As a biologic, IBA is the first HIV medication made from cells rather than from chemicals. This does not make Trogarzo better, just different. All monoclonal antibodies (or mAbs, hence the last syllable of “ibalizumab”) are made this way, including biologics used to treat rheumatoid arthritis and psoriasis. Trogarzo works differently from any other HIV drug currently on the market. It binds to a domain (location) of the CD4 receptor (in this case, domain 2), blocking viral entry into the CD4 cell. Trogarzo works against both CCR5 and CXCR4 virus, and may be synergistic with some other classes of antiretrovirals. Resistance test results revealed no evidence of cross-resistance between Trogarzo and any of the approved classes of HIV drugs. Trogarzo is neither metabolized in the liver nor eliminated by the kidneys. Monoclonal antibodies such as ibalizumab are transported across the placenta as pregnancy progresses; therefore, Trogarzo has the potential to be exposed to the developing fetus.
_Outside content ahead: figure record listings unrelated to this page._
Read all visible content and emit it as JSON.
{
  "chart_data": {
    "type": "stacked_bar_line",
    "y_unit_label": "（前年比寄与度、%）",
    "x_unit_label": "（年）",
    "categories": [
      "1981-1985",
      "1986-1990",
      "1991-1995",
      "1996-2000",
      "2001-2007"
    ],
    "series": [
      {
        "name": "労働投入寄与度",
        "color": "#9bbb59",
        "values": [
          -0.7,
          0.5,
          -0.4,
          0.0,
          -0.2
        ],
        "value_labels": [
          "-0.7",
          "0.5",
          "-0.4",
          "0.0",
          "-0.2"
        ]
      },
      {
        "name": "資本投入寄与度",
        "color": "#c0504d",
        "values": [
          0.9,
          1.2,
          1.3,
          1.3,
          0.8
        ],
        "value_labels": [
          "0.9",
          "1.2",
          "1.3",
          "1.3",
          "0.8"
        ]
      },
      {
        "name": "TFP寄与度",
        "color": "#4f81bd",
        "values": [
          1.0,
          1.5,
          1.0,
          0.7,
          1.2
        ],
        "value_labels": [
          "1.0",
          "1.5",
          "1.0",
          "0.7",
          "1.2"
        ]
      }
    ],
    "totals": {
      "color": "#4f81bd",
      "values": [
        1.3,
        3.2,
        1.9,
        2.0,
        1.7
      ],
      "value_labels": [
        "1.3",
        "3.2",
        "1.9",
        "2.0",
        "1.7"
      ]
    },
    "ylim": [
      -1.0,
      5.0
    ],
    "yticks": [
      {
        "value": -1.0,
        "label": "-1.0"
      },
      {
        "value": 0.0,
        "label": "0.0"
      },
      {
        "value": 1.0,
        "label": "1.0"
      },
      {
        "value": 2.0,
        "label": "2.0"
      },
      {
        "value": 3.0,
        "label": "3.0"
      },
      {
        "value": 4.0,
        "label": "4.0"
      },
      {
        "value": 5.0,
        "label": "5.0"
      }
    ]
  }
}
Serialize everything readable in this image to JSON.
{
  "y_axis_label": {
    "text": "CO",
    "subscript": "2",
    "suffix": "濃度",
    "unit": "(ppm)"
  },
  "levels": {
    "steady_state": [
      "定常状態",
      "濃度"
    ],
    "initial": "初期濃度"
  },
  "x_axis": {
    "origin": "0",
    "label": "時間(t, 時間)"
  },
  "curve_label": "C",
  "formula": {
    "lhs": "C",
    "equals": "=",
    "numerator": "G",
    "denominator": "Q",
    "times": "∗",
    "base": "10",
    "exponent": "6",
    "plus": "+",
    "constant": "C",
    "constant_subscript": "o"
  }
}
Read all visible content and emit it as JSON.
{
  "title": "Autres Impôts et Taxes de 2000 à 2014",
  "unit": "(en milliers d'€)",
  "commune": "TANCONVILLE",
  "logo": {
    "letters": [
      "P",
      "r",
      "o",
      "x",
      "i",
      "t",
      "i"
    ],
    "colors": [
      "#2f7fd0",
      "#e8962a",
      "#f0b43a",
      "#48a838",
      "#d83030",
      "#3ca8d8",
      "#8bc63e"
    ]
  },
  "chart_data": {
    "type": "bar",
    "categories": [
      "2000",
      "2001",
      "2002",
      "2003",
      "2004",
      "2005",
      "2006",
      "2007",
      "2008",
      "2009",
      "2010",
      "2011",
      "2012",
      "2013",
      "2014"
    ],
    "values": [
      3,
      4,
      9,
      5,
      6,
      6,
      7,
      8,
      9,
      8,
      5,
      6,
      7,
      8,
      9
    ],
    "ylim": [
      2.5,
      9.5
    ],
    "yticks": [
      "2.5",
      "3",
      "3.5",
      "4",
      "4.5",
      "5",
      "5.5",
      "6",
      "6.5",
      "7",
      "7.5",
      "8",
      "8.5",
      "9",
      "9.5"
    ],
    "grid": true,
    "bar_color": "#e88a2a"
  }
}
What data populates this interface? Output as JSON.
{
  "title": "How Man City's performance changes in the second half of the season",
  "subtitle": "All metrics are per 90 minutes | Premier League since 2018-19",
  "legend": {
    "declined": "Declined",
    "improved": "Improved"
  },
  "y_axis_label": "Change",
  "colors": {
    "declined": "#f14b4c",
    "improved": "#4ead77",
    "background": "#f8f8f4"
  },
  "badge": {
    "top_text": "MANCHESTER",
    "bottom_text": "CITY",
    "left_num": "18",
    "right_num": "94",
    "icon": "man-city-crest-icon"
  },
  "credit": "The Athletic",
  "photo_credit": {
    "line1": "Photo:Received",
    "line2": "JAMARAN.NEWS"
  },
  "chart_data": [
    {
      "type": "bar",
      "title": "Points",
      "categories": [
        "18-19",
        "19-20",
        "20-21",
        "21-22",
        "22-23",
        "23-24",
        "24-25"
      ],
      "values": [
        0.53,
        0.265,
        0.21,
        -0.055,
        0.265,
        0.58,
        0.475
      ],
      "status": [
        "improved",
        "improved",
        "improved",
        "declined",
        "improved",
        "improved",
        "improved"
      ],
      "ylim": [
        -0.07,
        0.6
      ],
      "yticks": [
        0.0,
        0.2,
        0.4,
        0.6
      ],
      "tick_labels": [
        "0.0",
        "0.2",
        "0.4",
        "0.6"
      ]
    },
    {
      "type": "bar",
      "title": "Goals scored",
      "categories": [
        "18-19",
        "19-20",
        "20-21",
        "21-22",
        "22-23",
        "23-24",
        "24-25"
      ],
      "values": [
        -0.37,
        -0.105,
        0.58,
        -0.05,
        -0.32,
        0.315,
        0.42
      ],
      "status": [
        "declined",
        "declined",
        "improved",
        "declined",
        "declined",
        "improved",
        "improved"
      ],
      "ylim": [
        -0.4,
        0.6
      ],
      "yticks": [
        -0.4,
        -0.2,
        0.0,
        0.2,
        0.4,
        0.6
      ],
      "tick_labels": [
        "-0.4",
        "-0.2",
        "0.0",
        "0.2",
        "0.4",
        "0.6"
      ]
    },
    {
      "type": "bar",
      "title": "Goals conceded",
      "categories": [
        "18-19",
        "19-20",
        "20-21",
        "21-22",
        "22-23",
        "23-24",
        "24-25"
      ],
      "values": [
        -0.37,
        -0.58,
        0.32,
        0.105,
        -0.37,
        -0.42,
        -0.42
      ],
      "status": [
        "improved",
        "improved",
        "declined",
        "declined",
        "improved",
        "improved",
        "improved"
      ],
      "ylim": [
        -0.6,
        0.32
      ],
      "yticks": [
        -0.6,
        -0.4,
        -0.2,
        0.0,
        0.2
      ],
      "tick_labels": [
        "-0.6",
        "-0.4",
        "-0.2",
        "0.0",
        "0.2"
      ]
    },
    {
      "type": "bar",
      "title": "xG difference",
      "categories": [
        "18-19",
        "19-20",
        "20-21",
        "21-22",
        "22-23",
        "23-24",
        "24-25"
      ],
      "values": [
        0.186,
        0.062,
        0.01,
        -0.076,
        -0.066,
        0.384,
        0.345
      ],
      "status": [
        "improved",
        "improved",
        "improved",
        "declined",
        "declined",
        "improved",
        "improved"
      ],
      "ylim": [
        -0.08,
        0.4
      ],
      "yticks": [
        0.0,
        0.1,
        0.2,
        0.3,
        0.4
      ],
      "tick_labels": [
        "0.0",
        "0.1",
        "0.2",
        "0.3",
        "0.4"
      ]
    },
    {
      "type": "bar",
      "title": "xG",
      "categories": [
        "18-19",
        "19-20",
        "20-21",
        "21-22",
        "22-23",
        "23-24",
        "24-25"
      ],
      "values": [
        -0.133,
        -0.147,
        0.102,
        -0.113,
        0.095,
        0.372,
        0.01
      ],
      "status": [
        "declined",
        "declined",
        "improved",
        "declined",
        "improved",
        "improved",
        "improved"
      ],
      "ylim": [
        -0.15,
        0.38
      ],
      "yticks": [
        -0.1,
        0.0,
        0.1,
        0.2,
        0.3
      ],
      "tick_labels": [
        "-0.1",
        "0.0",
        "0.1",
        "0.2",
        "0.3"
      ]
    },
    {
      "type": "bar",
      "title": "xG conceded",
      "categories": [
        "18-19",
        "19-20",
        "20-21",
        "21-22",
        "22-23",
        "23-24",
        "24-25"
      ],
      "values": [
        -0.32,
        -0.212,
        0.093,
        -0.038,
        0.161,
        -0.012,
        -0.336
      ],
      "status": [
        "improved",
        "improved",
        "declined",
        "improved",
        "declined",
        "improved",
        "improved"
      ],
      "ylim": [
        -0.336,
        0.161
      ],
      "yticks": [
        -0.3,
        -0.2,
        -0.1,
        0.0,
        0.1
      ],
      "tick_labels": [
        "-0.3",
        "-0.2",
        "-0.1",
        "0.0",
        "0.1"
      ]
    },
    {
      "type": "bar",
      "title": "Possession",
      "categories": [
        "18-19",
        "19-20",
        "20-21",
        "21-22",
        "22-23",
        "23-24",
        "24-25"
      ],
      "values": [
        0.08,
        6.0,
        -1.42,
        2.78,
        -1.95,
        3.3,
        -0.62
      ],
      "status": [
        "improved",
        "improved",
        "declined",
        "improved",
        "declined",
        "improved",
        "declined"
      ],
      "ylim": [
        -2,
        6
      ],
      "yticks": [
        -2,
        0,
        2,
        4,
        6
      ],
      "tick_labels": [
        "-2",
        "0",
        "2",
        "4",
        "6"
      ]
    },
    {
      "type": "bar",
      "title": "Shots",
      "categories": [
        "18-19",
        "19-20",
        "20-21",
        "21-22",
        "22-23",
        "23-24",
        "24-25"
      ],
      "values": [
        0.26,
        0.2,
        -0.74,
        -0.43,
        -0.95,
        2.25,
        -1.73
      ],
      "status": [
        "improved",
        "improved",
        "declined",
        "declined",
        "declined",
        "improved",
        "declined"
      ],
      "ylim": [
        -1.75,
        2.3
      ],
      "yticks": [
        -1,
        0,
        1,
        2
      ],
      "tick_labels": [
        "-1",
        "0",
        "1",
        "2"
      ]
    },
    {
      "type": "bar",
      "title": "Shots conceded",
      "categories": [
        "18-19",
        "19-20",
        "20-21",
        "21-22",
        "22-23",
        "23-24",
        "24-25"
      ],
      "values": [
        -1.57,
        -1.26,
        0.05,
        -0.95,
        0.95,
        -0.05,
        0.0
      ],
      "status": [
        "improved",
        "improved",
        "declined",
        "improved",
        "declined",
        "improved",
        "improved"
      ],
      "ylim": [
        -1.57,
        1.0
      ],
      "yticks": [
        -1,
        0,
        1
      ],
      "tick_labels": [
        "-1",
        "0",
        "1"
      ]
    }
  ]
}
Thera Patient Support can assist with private or government insurance coverage, including AIDS Drug Assistance Program (ADAP), and will also assist in applying any eligible co‑pay assistance. Commercially insured patients may be eligible for co-pay assistance and may pay as little as $0. Call (833) 23-THERA (833-238-4372), or go to therapatientsupport.com.
Dr. Melanie Thompson:
The only approved monoclonal antibody for HIV treatment, ibalizumab blocks the CD4 receptor and prevents the virus from infecting these crucial cells. It is not dependent on CCR5 or CXCR4, and is active against virus resistant to all other HIV drugs. It is only approved for people with highly resistant virus, and at least one other active drug is needed to get durable benefit. The more active drugs, the better.
It is administered intravenously every two weeks, so it is complicated to receive, and is generally administered at infusion centers but can also be arranged through home health in some situations.
A nice feature is that there are no concerns about drug interactions with Trogarzo.
It carries an astronomical price tag of over $100K per year, not counting administration costs, but there is a patient assistance program for drug costs through Theratechnologies.
With better treatments like INSTIs, the number of people with highly resistant virus is relatively small and, hopefully, will continue to decrease if people get the support they need to stay in care and on medication. Therefore, Trogarzo is a little used treatment, but very important for those who need it while waiting for new drug options.
Activist Bridgette Picou:
Another newer drug in the HIV fight is Trogarzo. It’s fascinating to me the way it fights HIV. It binds to the cell, preventing virus entry by acting like the body’s own immune system. The use of this therapy is intended for someone with multi-drug resistance across drug classes. You will continue your current regimen while taking Trogarzo. Getting an infusion every two weeks is a commitment, so you will need to work with your health care team to figure out how best it works for you. Consider your tolerability to needles and infusions before starting.